Crédit photo Catherine Barbaroux

On ne peut qu’être troublé par le grand écart qui semble s’installer entre la puissance des outils numériques, la résistance des organisations et les rituels du paritarisme.

Le big data

Le rapport Lemoine « La nouvelle grammaire du succès. Transformation numérique de l’économie française » ne devrait pas passer inaperçu chez les DRH. Outre sa lecture passionnante tant il est clair et précis, ce document photographie une réalité désormais tangible et projette en accéléré un film qui ne peut que nous interpeller : plus de 54 % des emplois sont aujourd’hui affectés par le numérique, d’après l’Institut Bruegel. Après les effets d’automatisation viennent ceux de dématérialisation avant que n’arrivent (s’ils ne sont pas déjà là) les effets de désintermédiation qui changent en profondeur les modèles économiques des plus grandes entreprises. L’auteur démontre surtout que l’émergence des deux nouvelles sources de richesse que sont l’intelligence collective et les données numériques ne se fera pas seulement à partir de la maîtrise de l’outil technologique.
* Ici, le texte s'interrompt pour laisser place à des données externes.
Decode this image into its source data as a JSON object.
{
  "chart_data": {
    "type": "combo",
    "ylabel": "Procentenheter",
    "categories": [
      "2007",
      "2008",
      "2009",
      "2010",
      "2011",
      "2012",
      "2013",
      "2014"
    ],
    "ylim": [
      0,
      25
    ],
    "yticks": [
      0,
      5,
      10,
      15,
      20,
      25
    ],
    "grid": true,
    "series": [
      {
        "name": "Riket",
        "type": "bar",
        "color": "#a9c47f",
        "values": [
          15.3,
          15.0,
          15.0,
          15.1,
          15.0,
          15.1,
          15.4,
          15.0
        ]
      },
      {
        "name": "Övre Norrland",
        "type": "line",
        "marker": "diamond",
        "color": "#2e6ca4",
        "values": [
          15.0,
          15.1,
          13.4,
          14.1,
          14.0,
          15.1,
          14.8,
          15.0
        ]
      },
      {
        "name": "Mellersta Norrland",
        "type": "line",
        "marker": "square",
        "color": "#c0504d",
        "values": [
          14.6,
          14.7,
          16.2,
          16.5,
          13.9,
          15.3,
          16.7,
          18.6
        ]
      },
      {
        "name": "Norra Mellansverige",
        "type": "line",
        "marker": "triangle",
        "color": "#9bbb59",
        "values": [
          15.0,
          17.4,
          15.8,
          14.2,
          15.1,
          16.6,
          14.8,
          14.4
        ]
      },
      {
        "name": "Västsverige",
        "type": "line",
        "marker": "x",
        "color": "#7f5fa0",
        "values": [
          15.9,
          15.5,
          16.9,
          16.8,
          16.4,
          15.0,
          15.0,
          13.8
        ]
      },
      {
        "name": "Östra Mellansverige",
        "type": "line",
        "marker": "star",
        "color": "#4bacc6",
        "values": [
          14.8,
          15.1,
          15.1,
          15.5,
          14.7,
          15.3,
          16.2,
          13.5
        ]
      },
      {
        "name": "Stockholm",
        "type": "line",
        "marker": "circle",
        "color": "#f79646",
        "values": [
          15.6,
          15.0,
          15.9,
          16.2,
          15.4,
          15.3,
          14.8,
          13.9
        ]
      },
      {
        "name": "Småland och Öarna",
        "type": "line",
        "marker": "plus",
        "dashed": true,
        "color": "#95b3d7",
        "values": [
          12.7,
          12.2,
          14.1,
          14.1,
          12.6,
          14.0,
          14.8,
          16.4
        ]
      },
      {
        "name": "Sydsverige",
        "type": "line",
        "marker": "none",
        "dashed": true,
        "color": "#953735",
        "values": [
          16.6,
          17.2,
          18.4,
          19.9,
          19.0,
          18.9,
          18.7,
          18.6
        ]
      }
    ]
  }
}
On ne crée pas de la valeur spontanément à partir des données. Il faut accepter une remise en cause complète des modes de pensée et d’organisation et se préparer à ce que les frontières de l’entreprise deviennent de plus en plus poreuses.

La valeur partagée

Puisque, désormais, ce sont les « individus qui font la course en tête », l’innovation échappe largement aux équipes internes de chercheurs. Les transformations sociales et organisationnelles deviennent décisives si on veut garder au sein de l’entreprise un temps d’avance sur la perception de l’évolution des marchés et des comportements. Une illustration parmi d’autres en témoigne : les acheteurs de voitures neuves en France ont aujourd’hui 51 ans en moyenne ! On comprend mieux pourquoi les formes d’autopartage ont de beaux jours devant elles ; mais aussi combien tout l’écosystème doit anticiper ou s’adapter, comme les compagnies d’assurances ont d’ailleurs su le faire. Et combien il est important, pour les constructeurs, d’avoir une stratégie mondialisée pour compenser ces évolutions. Le nombre d’entreprises de moins de 30 ans dans les 100 premières entreprises est une donnée qui doit aussi nous faire réfléchir : la France n’en compte qu’une (Free), l’Europe neuf et les États-Unis 63…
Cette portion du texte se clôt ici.